A significant number of seasoned veterans who have also changed squads for 2021 include France’s most successful General Classification (GC) racer, Romain Bardet, who has switched, after many years, from Ag2R Citroën Team to Team DSM. Then heavyweights of the calibre of Adam Yates and Richie Porte, third in last year’s Tour de France, have joined Ineos Grenadiers. Yet another young Grand Tour rider who will be looking to find his feet in a new team is Colombian Miguel Angel López. As part of Spain’s Movistar Team López will be hoping to add a third Grand Tour podium finish to the ones he already collected in the Giro d’Italia and Vuelta Ciclista a España in 2018.
On the Classics front another key team change for 2021 among the young guns has been the last minute signing by former Under 23 UCI World Champion Marc Hirschi by UAE Team Emirates. Just 22, the former Team DSM racer may well cross swords with two veterans for whom, like Froome, the number five has become a critical factor in their palmares. Alejandro Valverde (Movistar Team) will want to add a record-equalling fifth Liège-Bastogne-Liège to his career this April, while Philippe Gilbert (Lotto Soudal) ‘only’ needs to win Milano-Sanremo this spring to complete his set of five Monuments. Formidable challenges both - but both the Spaniard and the Belgian veterans are formidable racers.
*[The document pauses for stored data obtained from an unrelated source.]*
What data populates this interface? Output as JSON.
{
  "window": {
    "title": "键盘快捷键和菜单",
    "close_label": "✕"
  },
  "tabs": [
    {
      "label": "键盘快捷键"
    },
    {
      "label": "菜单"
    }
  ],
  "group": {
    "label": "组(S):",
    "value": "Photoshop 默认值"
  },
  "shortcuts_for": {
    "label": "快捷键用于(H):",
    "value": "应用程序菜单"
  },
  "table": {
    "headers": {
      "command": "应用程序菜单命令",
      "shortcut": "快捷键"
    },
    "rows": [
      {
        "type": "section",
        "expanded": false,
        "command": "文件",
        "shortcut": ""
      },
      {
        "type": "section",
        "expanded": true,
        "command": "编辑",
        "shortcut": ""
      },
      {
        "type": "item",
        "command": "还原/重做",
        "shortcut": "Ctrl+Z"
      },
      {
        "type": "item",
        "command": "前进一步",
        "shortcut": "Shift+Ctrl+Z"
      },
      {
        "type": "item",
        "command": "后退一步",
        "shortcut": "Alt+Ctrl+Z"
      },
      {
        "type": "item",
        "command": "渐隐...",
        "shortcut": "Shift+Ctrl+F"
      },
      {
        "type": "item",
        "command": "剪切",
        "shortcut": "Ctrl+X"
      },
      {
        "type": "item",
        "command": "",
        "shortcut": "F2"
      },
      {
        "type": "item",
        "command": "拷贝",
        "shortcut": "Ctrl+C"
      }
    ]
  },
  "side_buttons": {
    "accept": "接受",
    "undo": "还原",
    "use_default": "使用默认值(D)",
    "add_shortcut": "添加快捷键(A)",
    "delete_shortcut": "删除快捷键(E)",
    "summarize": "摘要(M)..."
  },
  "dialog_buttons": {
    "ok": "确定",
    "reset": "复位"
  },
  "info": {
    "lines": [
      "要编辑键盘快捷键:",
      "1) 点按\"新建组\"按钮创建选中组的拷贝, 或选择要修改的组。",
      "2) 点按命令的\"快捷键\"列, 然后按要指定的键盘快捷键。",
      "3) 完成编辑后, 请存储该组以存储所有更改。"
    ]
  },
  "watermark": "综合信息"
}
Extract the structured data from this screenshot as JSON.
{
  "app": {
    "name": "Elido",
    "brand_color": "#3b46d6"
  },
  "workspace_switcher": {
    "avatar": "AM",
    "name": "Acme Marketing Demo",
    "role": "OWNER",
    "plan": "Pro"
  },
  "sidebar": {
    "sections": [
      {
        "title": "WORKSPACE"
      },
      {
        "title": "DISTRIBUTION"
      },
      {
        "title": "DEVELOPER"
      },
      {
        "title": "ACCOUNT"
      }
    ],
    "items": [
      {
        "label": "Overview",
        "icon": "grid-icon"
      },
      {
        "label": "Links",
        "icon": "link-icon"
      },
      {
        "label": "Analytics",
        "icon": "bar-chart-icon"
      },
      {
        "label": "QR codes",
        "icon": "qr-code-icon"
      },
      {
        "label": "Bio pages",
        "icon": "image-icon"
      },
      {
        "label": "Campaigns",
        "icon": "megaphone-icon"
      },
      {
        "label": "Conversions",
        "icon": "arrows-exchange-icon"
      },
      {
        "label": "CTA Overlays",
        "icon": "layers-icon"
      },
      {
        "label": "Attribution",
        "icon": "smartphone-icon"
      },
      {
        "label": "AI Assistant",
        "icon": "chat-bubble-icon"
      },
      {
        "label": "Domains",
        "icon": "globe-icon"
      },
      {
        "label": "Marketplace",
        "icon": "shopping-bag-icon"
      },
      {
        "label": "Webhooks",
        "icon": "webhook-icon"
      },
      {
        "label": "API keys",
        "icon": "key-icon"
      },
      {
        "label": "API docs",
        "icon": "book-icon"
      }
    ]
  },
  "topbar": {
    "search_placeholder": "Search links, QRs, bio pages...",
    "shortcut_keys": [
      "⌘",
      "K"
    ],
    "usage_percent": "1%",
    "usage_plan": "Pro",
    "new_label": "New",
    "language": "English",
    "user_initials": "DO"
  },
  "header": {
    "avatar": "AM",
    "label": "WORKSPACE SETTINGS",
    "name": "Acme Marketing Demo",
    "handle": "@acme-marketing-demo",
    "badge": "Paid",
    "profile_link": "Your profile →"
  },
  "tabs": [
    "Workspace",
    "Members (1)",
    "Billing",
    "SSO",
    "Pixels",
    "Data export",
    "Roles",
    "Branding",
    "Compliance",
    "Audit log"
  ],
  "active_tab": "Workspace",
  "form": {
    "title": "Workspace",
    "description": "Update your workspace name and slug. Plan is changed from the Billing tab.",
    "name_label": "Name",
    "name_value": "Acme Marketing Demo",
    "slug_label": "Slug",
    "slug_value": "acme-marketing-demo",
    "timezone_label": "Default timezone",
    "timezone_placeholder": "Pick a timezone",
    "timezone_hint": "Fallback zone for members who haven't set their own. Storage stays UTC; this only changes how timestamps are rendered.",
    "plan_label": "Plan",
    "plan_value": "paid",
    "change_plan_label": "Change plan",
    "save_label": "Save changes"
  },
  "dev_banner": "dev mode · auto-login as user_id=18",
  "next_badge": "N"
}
Quite apart from that inter-generational battle, it seems all but certain, too, that the cobbled Classics will see another chapter written in the deep-running rivalry between Wout van Aert (Jumbo-Visma) and Mathieu Van der Poel (Alpecin-Fenix). With a Monument victory apiece in 2020, their spectacular duel in the Ronde van Vlaanderen-Tour des Flandres was one of the most unforgettable moments of last season.
Together with former UCI World Champion Mads Pedersen (Trek-Segafredo) winner of a spectacularly hard Gent-Wevelgem in Flanders Fields last year, their relative youth - all three are 26 or younger - could see their path to more victories threatened by more seasoned riders this spring. Current UCI World Champion Julian Alaphilippe (Deceuninck – Quick-Step) is one such established star name with unfinished business in the Ardennes Classics. And in the cobbles, it is far too soon to write off a multiple former wearer of the rainbow, Peter Sagan (Bora-Hansgrohe) or Olympic Champion Greg Van Avermaet, the Belgian yet another high-profile transfer in 2020, to French team AG2R Citroën Team.
While there have been comparatively few transfers among cycling’s sprinters, Mark Cavendish’s last- minute signing with Deceuninck - Quick-Step is arguably one of the most fascinating switches.
The most successful Tour de France sprinter ever, 35-year-old Cavendish’s goal is to regain momentum after several tough seasons blighted by illness. But the sport’s younger fastmen will be equally determined to prevent Cavendish returning to his former level of success: they intend to ensure their ‘new normality’ remains in place. That is just one of many battles we are likely to see across the board in Men Elite road racing in 2021.